Au jeu du juste prix
Chaque équipe passe alors dans l’un des quatre ateliers proposés, avant de tourner. Initiation au code pour créer le site de sa start-up, création d’un logo, mais aussi introduction à la publicité sur les réseaux sociaux… et au marketing. « Donc, là, c’est un atelier marketing, annonce une entrepreneuse de Willa, un incubateur de start-up engagé sur la mixité et associé à Yoopies pour cet événement. On est une entreprise et on fait des produits.

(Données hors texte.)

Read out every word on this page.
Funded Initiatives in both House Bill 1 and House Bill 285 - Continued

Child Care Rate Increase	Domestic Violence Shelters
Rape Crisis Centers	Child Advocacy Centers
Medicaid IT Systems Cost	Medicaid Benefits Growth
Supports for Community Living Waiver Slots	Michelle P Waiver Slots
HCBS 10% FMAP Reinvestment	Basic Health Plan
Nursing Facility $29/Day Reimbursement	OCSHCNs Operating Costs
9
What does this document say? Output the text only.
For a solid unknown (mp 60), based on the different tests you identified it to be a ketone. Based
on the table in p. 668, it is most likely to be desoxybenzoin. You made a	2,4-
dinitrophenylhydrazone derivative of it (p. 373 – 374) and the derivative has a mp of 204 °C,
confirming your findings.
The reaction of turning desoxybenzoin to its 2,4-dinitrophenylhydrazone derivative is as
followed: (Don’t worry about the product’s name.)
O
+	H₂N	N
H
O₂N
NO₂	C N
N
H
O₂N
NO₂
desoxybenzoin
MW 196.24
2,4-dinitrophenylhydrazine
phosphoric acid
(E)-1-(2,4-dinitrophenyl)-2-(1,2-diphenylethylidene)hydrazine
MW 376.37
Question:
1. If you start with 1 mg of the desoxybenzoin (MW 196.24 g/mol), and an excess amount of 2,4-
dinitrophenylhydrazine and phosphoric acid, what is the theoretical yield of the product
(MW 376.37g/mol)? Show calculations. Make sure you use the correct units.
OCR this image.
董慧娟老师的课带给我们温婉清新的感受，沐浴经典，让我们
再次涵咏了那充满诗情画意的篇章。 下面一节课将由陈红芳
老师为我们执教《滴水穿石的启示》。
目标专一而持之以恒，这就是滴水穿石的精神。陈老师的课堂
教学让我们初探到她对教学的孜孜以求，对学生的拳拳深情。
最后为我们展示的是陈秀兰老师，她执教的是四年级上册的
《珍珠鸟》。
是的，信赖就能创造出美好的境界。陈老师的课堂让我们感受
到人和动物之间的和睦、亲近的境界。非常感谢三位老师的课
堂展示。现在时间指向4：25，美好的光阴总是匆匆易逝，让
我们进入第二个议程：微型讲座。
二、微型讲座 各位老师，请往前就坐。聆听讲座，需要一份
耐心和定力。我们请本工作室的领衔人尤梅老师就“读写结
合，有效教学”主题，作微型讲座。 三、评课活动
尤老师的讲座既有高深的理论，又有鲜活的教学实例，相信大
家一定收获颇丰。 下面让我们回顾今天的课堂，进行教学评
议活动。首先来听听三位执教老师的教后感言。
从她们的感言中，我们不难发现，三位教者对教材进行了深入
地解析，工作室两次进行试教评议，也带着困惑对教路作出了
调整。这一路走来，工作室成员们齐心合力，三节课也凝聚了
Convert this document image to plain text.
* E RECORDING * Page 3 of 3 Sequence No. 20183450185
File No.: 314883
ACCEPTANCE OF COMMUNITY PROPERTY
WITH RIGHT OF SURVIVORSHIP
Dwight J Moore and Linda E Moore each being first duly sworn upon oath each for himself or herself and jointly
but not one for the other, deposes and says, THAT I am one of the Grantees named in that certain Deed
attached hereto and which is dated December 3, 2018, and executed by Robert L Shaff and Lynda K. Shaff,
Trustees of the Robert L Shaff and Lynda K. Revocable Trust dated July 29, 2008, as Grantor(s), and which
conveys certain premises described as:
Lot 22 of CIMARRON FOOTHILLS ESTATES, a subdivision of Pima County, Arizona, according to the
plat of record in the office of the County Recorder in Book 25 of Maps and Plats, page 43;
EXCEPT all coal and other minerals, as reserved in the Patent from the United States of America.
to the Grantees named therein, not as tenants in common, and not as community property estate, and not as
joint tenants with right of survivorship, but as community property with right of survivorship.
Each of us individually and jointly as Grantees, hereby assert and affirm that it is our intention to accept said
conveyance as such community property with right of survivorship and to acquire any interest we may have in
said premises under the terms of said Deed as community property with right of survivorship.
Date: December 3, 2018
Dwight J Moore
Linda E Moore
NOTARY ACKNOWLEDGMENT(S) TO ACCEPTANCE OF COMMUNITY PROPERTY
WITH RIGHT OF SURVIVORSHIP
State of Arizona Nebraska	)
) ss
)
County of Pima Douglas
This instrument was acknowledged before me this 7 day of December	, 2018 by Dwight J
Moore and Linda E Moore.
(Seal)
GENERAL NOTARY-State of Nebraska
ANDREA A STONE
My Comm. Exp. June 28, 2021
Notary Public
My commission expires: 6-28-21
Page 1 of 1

On veut en faire quoi, des produits ? – Que les gens les connaissent, tente une petite du groupe robot pour enfants. – Que les gens les connaissent, c’est tout ? insiste la jeune femme. – Ben, on veut qu’ils les achètent », précise une autre gamine. S’ensuit un échange sur le nom à donner au robot, la cible des consommateurs et consommatrices, ainsi que le prix auquel le vendre, sur lequel une fillette décrétera que « 200 euros, c’est cher, mais 75 euros, c’est bien ». Côté réclame, deux jeunes femmes apprennent aux enfants qu’« aujourd’hui, on est obligé d’être sur les réseaux sociaux quand on est une marque », avant de leur donner quelques rudiments de hashtag pour toucher sa clientèle. L’après-midi se termine avec une présentation aux parents des avancées de chaque groupe, toujours sur une note un peu flippante : entre sympathie pour la volonté affichée de réserver ces séances aux filles pour « leur dire que les portes de l’entreprise leur sont grandes ouvertes et qu’elles sont aussi capables que les garçons de travailler dans les nouvelles technologies » et vaste sentiment de malaise face à l’invitation des adultes à jouer à la marchande French Tech.
* Tous les prénoms ont été modifiés.